Bean counters: please explain “depreciation” to me

I’m taking a class called “Management of Engineering Systems.” We are currently learning about “cash flow” and “methods for computing depreciation.” Mystery words I’m encountering include MACRS, straight line, double declining, discount rate and VDB.

I’m an engineer, so by definition I’m a Total Moron[sup]TM[/sup] when it comes to anything financially related.

So someone tell me… what the hell is “depreciation” all about?

I found the following somewhere on the web:

Huh? I don’t get it. Why is there a tax benefit? If I plop down $50,000 for a machine, isn’t $50,000 my one-time expense?

Solid state physics seemed so much simpler… :rolleyes:

>> Huh? I don’t get it. Why is there a tax benefit? If I plop down $50,000 for a machine, isn’t $50,000 my one-time expense?

Nope. It is an asset now and the yearly depreciation is the expense. If you buy a car for $10,000 would you say you are nstantly $10000 poorer. No, you say you have $10000 in the ofrm of a car, and then, every year, you count as an expense the depreciation of the car until the car has been fully depreciated.

Oh, I fergot the tax part. Since taxes are levied on profits (not on raw gross income) and profits are affected by expenses and depreciation is an expense, how you depreciate makes a difference in what your profits are. You may prefer to have more expenses this year and fewer next year, or viceversa. That’s where creative accounting comes into play and that’s why the government issues rules on what you may and may not do and then it takes even more creativity to get around that.

A simple example: I may want to depreciate an asset over a very short time because that saves me taxes now. So the government says an asset of type X cannot be depreciated in less than 5 years. So I say fine, not to worry. A leasing company purchases that asset and leases it to me at a rate which pays for the asset in 3 years and then they say the asset is mone to keep for free. In fact what I have done is amortize the asset in 3 years where the law says I cannot do it in less than 5 years. And so on. Bean counters do a lot of things and counting beans is the least of what they do.

There are two sides to the depreciation story, depending on who you are reporting to.

If you are reporting to the IRS, you want to maximise depreciation so as to minimise tax. Expensing the item in the first year is the best outcome. Barring that, you want to depreciate over the shortest possible time and get the biggest deductions in the earliest years (i.e., use a declining value method).

If you are reporting to shareholders, you want to minimise depreciation so as to maximise apparent profit. In that case, you depreciate over the longest possible time and eliminate big deductions in the early years (i.e., use the straight line method).

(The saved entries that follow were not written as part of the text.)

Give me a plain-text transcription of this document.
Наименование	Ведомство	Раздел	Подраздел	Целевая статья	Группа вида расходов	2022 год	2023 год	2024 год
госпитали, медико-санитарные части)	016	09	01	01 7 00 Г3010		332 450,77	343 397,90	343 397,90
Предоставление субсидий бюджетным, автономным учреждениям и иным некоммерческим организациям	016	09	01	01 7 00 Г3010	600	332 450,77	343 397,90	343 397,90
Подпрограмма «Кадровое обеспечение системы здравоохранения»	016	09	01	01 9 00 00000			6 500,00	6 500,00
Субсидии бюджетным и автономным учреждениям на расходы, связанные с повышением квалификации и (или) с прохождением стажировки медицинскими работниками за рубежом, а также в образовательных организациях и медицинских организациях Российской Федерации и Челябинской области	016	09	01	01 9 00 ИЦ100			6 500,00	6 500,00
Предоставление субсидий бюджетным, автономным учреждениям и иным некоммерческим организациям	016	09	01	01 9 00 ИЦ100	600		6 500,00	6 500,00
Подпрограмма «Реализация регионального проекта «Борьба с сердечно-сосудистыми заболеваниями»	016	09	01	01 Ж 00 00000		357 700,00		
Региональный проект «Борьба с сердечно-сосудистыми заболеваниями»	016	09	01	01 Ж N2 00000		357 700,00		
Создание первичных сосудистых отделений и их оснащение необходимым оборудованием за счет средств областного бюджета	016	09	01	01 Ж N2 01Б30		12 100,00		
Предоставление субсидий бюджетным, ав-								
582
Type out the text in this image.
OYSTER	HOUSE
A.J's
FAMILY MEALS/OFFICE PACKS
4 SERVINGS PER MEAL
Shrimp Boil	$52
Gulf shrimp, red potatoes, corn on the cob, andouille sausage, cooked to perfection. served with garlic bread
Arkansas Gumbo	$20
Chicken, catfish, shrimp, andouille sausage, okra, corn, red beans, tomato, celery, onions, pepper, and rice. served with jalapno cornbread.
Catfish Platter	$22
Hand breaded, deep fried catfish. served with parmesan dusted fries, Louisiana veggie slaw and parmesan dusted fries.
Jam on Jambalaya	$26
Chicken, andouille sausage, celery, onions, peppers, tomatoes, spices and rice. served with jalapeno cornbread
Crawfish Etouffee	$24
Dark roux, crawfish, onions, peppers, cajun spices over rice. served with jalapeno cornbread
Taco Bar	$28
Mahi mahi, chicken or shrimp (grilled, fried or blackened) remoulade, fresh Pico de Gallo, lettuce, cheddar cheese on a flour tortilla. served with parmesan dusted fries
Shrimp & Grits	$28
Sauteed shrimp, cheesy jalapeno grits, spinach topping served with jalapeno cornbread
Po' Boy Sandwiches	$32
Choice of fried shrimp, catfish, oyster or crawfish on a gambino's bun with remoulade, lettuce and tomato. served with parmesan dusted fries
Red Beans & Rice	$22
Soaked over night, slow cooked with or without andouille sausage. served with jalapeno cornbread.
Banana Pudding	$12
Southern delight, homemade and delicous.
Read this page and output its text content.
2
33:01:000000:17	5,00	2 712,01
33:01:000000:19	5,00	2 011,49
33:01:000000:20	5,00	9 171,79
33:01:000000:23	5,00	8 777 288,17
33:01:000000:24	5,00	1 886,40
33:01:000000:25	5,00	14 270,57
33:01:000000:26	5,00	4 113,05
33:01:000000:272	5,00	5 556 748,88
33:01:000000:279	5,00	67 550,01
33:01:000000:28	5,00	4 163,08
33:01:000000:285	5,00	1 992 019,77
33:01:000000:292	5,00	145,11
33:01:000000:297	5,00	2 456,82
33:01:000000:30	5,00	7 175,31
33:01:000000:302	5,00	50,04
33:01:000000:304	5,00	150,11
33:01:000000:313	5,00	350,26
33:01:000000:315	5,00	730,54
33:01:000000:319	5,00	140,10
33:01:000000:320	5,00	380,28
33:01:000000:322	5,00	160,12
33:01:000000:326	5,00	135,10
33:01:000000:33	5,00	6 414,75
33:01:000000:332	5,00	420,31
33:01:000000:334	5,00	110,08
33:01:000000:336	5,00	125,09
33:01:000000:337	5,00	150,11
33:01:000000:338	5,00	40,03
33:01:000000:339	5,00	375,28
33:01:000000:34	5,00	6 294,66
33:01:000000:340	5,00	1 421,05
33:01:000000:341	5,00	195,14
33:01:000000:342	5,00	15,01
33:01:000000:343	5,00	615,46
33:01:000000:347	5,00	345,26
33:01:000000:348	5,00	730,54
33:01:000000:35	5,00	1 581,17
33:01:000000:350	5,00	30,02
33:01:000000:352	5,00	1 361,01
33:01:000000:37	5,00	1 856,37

You are correct - there is no tax benefit in depreciation. What the original quote meant was that the tax benefits that there are are spread over several years, not all in one year, which is what you get when an item is an expense.

The tax disadvantages of depreciation can be a real pain for small companies. Consider:

Income $500k
Costs: $500k, including a $100k asset purchase.

You broke even, right? No taxes. Wrong. If the asset is depreciated over 5 years, then for tax purposes your costs were $420k and you now have to find a way of paying the tax on $80k out of your non-existent profits.

As sailor said, you can improve this by leasing assets. My company gets all its PCs on 2 year leases, thereby a) paying over 2 years, and b) being able to expense all the payments each year.

Depreciation is the systematic charging of capital expenditure on an asset to the profit and loss account over several accounting periods. This is in recognition of the fact that the asset will contribute to income-generating activities in each period, not just the one in which it was bought. This is allied to the fundamental accounting concept of matching, ensuring that costs and revenues are matched to the periods and activities where they occurred.

The straight line method of depreciation is nice and simple, with a fixed amount charged each period until the asset has reached the end of its Useful Economic Life (UEL). The charge is calculated as (purchase cost less residual value) divided by UEL (in years or months). The residual value may be zero, or it may be greater than that if you have reason to believe you could sell the asset on once you’re finished with it.

Reducing balance depreciation is the main alternative, more appropriate for assets which generate more revenue in early years than in later years (e.g. as an asset’s efficiency decreases). This is calculated as a % depreciation rate multiplied by the asset’s Net Book Value (NBV). The NBV is the current value of the asset - e.g. it’s purchase cost less accumulated depreciation to date.

There’s also a machine hour method, where depreciation is calculated as ((purchase cost less residual value) divided by UEL (hours)) multiplied by actual use (hours).

Basically, it’s not primarily about tax at all. It’s about accounting for the value of an asset over that period where it’s actually providing value. It’s fairly similar to the requirement to account for accruals and prepayments separately.

There are also terms for the various types of accounting. “Cost accounting”, “management accounting” and “tax accounting” to name the most common. If Crusoe is an accountant, Crusoe is clearly a cost accountant.

Not an accountant; trained for two years but moved into systems security. Cost accounting was the fundamental training - management got skimmed over and tax accounting not covered at all!